The origin of this reflection comes from Merton’s own journey through humor and performance. Known as one of Britain’s great improvisational comedians, he began, like many others, by admiring those who could make people laugh. As a child, he likely repeated the jokes he had heard, believing that humor was a thing one could possess, a treasure memorized and shared. But as he grew, he understood that the true power of comedy — and of all artistry — lay in creation, in the moment of inspiration that transforms the ordinary into the extraordinary. At twelve or thirteen, his realization was not just about laughter; it was a spiritual revelation: that authenticity begins when one stops imitating and starts inventing.

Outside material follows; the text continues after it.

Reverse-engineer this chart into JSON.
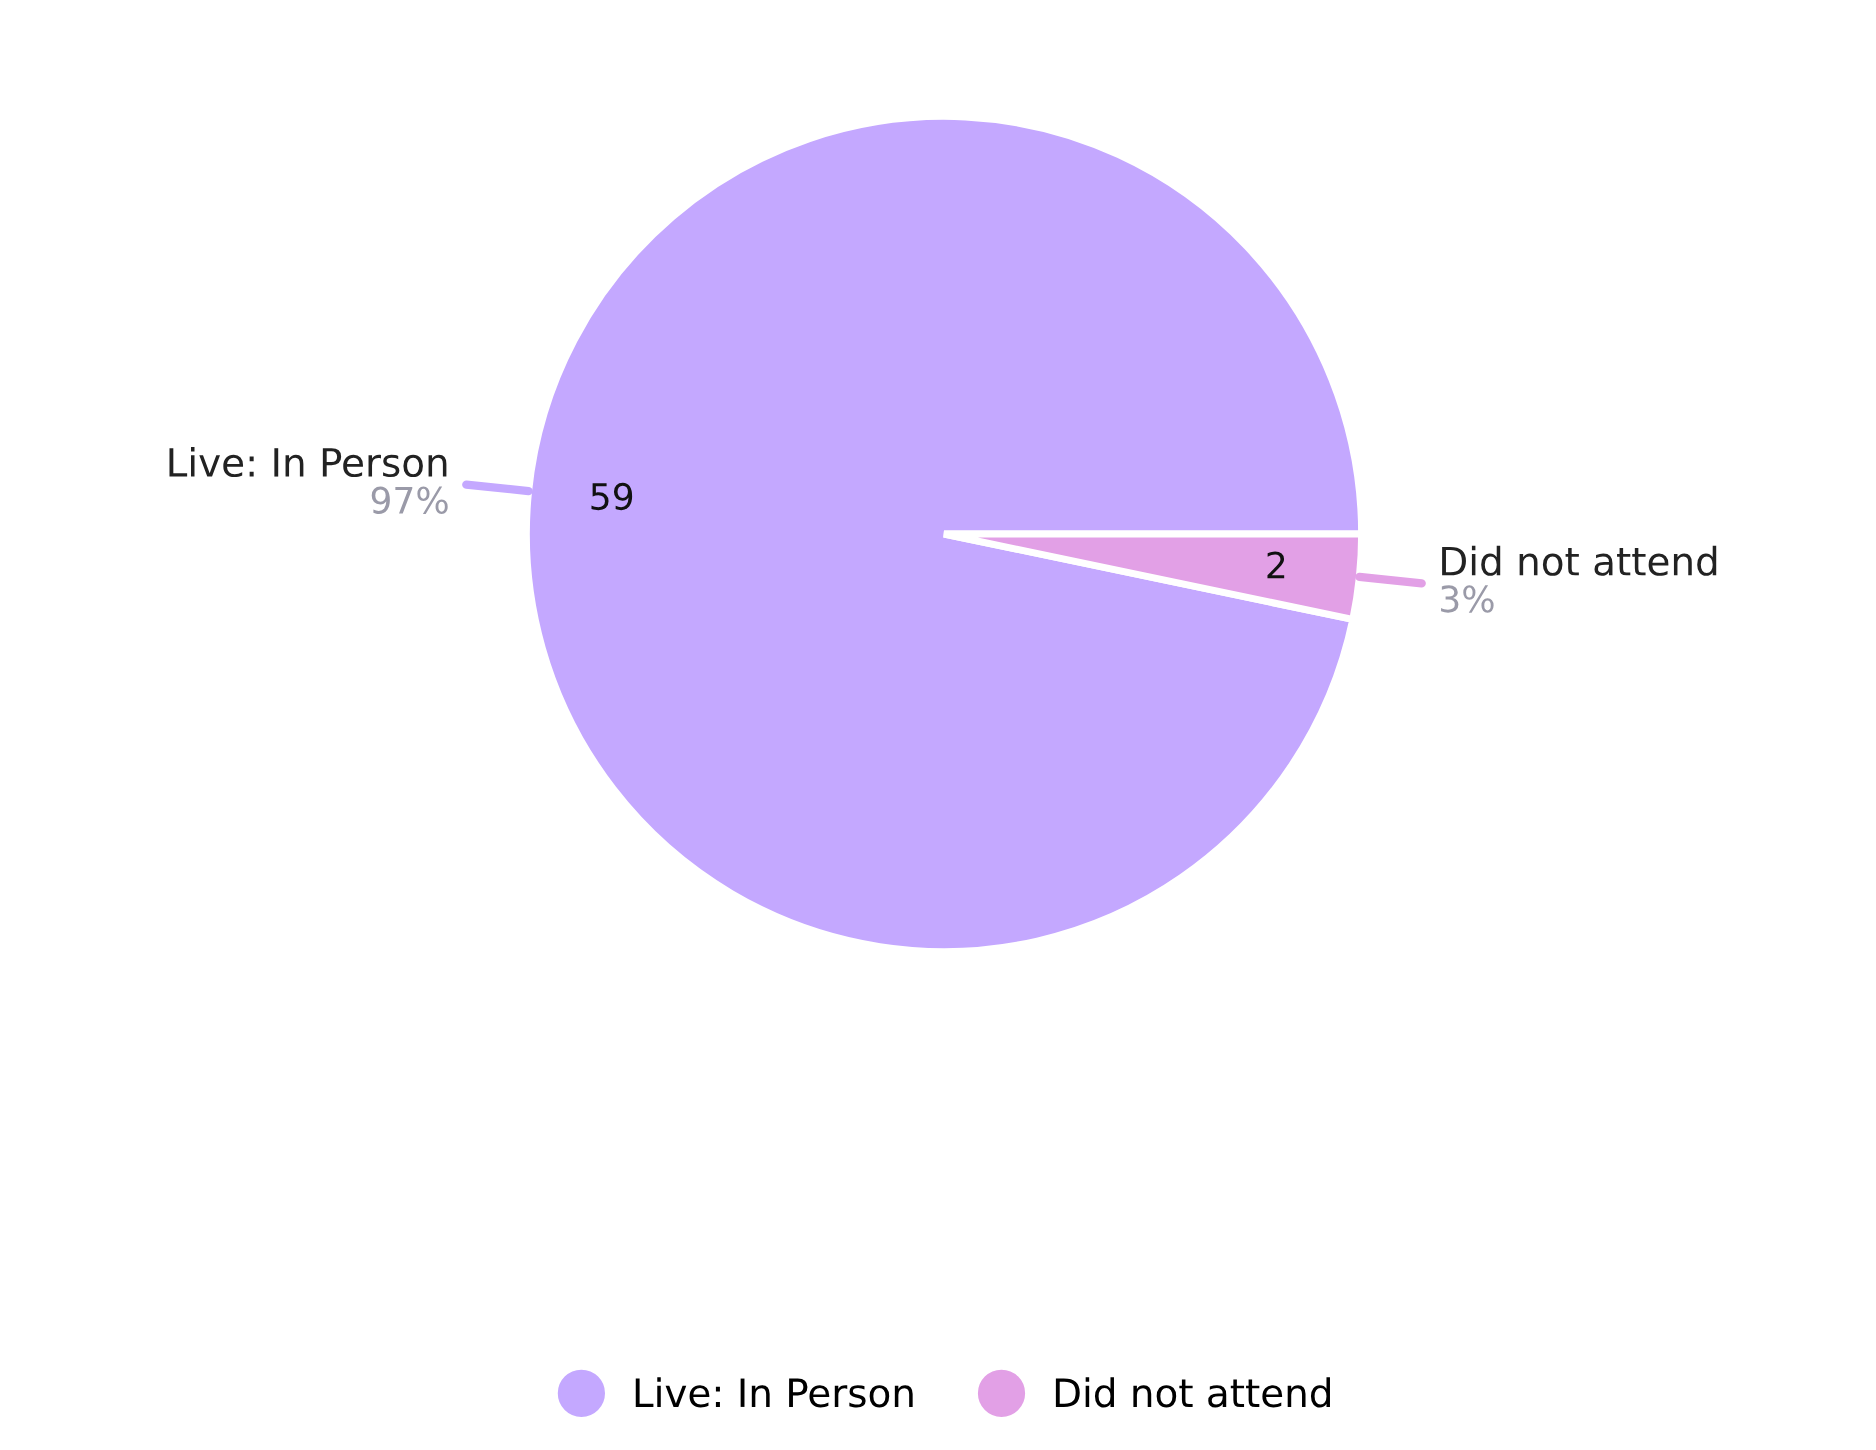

In the ancient world, this truth was revered as a form of divine madness. The Greeks believed that muses whispered in the ears of poets and playwrights, granting them the sacred fire of creation. To remember the words of others was common; to bring forth new words from the silence was godlike. The philosopher Plato called this act “inspired madness” — a possession by truth and beauty that mere memory could never produce. And so it is with Merton’s discovery. The child who repeats jokes may bring laughter, but the one who creates them births a new form of joy. He becomes a vessel of spirit, transforming life’s small absurdities into wisdom, using laughter as the language of revelation.
There is, too, a deeper meaning in his contrast between remembering and creating. To remember jokes is to rely on what is already known — to walk in the footsteps of others. But to create them is to step into the unknown, to risk failure, silence, or misunderstanding. True humor, like true art, demands courage. It requires faith in one’s own mind, one’s own vision, one’s own rhythm of truth. The world’s great jesters and philosophers have always shared this bravery. Socrates, with his irony, made Athens laugh while revealing its ignorance; Oscar Wilde, centuries later, made society giggle as he dismantled its hypocrisies. In their humor was rebellion — and in that rebellion, creation.
Consider the story of Charlie Chaplin, that immortal figure of silent comedy. When he began, he did not tell jokes — he was the joke, the mirror of humanity’s clumsiness and grace. Every stumble, every glance, every twitch of his face was an act of creation. He did not rely on punchlines memorized from others; he wrote the poetry of laughter with his body. Like Merton, he understood that humor is not recitation, but revelation — the art of exposing truth through play. And though the world called him “funny,” what he truly was, was wise. For laughter, at its highest form, is not escape — it is enlightenment delivered gently to the heart.
What Merton speaks of, then, is not simply the difference between telling and creating, but between imitating life and participating in it. The one who remembers jokes stands outside the world, observing it; the one who creates them steps inside, reshaping it. This is the calling of every artist: to take the raw material of experience — the awkwardness, the pain, the wonder, the absurd — and transform it into something that reflects truth. To create humor is to hold up a mirror and say, “Here we are — foolish, brave, and endlessly human.” It is an act not only of wit, but of compassion, for in laughter we recognize ourselves and forgive our own frailty.
So, my children, learn from Paul Merton’s revelation. Do not merely repeat what you have heard, no matter how clever or comfortable it seems. The world already has enough echoes; what it needs are new voices. Create — not only in art, but in thought, in kindness, in the way you live. Let your words, your work, your laughter be born from truth, not imitation. For memory preserves what has been, but creation summons what might yet be. To create, as Merton discovered at the threshold of adolescence, is to awaken the divine within — the spark that transforms observation into insight, and repetition into genius.
And remember this, above all: to create is to live fully. The child who learns to invent, not recall, becomes the adult who shapes worlds instead of merely inhabiting them. Whether through humor, craft, or courage, strive always to be the one who brings new light into being. For those who dare to create — to speak, to write, to laugh their own truth into existence — join the eternal lineage of those who have kept humanity’s fire burning bright across the ages.